Friend and site founder S.T. Karnick has two pieces out today in National Review Online and American Spectator Online. Since we probably have a lot of new visitors today, it's a good opportunity to briefly introduce our personnel.
S.T. Karnick is the former co-founder and editor of American Outlook, a quarterly published by the Hudson Institute for several years. He's now senior editor for the Heartland Institute and has written for every substantial conservative publication of the last two decades with maybe one exception, First Things. Are you listening Richard John Neuhaus?
Hunter Baker (that's me) is a Ph.D. student in Religion, Law, and Politics at Baylor University. He works for the prominent pro-life philosopher Francis Beckwith and also consults part-time with the university's administration. His writing portfolio includes newspapers of every size (including the Atlanta Journal-Constitution), American Spectator, American Outlook, and NRO. He is also the author of a couple of academic publications. Prior to Ph.D work, he was Director of Public Policy for Georgia Family Council and did stints in law school with the Rutherford Institute and Prison Fellowship.
Ben Zycher is president of Benjamin Zycher Economics Associates and is Senior Fellow in Economics for the Pacific Research Institute. He is an expert on public finance, regulation, insurance, environmental and energy economics, and the economics of defense. If memory serves, he had a job in the Reagan administration!

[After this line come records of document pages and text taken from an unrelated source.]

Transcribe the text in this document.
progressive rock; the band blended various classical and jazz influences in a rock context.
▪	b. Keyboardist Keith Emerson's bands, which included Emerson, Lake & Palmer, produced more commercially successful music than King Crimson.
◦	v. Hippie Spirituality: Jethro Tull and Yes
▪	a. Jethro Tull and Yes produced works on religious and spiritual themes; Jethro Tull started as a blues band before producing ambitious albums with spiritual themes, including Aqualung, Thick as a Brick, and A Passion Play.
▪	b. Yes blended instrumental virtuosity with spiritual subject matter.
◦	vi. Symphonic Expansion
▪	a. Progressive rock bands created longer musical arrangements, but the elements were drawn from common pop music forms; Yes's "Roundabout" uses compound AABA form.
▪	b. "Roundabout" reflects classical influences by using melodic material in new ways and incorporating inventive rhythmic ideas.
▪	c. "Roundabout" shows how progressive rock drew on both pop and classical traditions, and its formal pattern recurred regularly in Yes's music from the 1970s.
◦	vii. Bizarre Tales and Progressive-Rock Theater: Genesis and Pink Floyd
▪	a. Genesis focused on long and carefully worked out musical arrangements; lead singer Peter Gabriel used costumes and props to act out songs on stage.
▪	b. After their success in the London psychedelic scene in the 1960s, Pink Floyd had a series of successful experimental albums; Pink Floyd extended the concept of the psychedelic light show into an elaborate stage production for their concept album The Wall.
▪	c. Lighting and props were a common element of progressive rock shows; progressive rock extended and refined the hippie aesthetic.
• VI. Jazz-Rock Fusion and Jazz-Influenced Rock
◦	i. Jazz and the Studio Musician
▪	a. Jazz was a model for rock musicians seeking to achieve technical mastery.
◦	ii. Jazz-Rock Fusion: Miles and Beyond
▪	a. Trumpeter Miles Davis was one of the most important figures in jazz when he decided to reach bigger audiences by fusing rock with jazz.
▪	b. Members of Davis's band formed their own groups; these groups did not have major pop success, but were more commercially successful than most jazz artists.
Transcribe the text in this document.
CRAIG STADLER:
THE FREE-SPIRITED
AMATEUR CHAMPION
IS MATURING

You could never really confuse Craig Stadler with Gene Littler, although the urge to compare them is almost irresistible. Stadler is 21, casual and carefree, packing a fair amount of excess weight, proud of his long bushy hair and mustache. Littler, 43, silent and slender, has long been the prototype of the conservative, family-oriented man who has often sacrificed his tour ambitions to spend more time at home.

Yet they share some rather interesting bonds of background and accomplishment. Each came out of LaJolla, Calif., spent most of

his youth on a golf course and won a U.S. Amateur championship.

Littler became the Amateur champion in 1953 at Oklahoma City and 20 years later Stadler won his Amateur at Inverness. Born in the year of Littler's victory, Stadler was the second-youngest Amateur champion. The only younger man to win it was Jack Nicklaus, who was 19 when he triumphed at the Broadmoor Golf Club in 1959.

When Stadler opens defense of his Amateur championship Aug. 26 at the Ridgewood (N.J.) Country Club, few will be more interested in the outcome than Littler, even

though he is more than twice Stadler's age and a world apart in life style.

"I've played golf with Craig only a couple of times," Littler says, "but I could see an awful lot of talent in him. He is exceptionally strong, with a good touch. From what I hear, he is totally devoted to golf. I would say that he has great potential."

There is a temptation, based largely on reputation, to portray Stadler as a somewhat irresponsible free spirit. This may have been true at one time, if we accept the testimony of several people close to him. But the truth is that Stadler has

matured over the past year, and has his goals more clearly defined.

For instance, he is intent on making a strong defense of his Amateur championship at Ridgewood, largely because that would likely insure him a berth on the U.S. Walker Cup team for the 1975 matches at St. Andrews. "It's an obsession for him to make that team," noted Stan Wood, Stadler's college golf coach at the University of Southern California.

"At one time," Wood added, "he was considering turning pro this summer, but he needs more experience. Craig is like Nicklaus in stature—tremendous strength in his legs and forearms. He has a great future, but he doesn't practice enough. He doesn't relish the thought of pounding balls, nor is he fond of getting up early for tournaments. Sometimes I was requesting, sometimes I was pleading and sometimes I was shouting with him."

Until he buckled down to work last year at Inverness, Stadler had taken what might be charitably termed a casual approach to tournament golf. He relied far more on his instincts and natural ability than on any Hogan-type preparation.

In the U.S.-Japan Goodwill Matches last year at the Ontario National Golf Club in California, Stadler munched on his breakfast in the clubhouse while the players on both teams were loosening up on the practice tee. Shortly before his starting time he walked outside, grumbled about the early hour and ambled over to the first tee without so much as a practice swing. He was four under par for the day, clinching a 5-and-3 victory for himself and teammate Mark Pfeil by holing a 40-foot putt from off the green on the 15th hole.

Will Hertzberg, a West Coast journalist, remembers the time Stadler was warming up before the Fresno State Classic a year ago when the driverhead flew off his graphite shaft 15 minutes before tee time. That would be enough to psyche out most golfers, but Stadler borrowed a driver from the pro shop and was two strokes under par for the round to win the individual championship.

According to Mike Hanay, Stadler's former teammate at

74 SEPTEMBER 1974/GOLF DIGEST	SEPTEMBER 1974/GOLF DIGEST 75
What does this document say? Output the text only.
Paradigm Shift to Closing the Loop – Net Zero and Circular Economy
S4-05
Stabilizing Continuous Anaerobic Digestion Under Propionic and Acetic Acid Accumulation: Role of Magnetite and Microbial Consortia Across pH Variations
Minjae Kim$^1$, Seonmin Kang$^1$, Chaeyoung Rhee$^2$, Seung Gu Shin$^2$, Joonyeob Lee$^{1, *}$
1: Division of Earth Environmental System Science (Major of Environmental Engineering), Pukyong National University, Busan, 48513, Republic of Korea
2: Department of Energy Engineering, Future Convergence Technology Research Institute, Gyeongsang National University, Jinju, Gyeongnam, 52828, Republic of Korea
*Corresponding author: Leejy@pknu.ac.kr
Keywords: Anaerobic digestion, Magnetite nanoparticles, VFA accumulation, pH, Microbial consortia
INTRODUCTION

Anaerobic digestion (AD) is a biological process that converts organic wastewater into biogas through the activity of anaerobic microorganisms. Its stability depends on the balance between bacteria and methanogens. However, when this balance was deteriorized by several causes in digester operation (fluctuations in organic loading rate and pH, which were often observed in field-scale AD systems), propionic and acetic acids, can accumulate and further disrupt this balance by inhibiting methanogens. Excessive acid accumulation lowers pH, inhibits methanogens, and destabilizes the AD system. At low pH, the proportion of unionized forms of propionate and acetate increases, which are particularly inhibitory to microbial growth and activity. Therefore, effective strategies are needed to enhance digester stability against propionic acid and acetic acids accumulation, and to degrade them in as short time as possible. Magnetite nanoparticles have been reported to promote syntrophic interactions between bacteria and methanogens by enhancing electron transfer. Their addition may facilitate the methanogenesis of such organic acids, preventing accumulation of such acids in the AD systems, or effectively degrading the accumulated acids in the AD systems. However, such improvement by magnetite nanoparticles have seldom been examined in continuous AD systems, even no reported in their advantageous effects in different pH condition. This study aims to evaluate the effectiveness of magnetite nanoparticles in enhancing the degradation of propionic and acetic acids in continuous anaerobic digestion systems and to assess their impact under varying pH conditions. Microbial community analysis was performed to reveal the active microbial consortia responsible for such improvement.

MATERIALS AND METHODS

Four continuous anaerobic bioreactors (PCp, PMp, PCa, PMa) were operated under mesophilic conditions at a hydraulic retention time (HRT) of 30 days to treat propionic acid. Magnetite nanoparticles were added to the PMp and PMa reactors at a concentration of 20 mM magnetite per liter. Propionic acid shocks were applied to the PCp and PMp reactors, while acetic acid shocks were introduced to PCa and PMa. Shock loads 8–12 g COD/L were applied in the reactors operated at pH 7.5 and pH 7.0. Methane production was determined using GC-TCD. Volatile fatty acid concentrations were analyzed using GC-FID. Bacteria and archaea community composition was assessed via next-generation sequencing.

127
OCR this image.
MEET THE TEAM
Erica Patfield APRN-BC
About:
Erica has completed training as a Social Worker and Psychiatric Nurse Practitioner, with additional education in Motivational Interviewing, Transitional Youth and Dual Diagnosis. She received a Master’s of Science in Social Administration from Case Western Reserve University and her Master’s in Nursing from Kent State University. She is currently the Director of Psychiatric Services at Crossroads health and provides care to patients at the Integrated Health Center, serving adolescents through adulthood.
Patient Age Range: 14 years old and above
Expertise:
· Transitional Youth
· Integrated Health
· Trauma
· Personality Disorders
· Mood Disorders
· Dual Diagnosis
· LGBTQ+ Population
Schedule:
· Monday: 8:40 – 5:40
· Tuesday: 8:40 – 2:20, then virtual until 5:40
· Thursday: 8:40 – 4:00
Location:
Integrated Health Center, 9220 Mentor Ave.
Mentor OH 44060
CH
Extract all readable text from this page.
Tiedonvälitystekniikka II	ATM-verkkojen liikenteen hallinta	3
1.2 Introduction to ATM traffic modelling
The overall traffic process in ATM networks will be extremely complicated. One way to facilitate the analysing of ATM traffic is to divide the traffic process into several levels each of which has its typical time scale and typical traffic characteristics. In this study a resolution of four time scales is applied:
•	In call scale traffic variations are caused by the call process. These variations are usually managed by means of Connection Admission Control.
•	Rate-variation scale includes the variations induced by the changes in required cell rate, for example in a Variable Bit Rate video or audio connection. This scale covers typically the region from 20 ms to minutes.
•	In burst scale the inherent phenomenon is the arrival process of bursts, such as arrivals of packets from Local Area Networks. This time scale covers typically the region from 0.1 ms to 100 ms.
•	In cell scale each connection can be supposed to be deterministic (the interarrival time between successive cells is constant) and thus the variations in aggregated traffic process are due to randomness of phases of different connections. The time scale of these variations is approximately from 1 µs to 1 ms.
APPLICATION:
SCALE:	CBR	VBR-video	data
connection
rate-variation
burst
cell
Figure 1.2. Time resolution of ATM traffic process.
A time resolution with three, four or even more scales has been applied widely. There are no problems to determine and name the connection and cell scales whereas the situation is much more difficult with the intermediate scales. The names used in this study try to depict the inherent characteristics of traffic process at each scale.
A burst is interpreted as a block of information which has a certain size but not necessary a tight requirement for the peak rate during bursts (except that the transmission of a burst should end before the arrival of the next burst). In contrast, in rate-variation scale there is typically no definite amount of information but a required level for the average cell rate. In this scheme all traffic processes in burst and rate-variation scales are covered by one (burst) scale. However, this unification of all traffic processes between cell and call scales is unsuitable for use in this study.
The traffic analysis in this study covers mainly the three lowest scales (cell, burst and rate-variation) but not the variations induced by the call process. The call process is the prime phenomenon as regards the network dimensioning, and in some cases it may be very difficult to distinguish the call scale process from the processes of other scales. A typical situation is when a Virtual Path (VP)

Alan Reynolds previously served as director of economic research at the Hudson Institute and as vice president and chief economist at both Polyconomics and at the First National Bank of Chicago. In 1996, Reynolds served as research director with the National Commission on Tax Reform and Economic Growth (the "Kemp Commission"). One of the original "supply side" economists, Reynolds worked with Alan Greenspan and Larry Kudlow on David Stockman's Office of Management and Budget transition team in 1981. More recently, he has testified on tax policy before the House Ways and Means and Senate Finance Committees. Reynolds did his undergraduate work in economics at UCLA and graduate studies at Cal State Sacramento. His economic research has been published by such organizations as the Organization for Economic Cooperation and Development, the Joint Economic Committee, and the Federal Reserve Banks of Atlanta and St. Louis. A former columnist with Forbes and Reason, Reynolds has been a frequent contributor to such publications as the Wall Street Journal, the American Spectator, National Review, the Harvard Business Review, International Economy, Challenge, the Washington Times and the New York Post.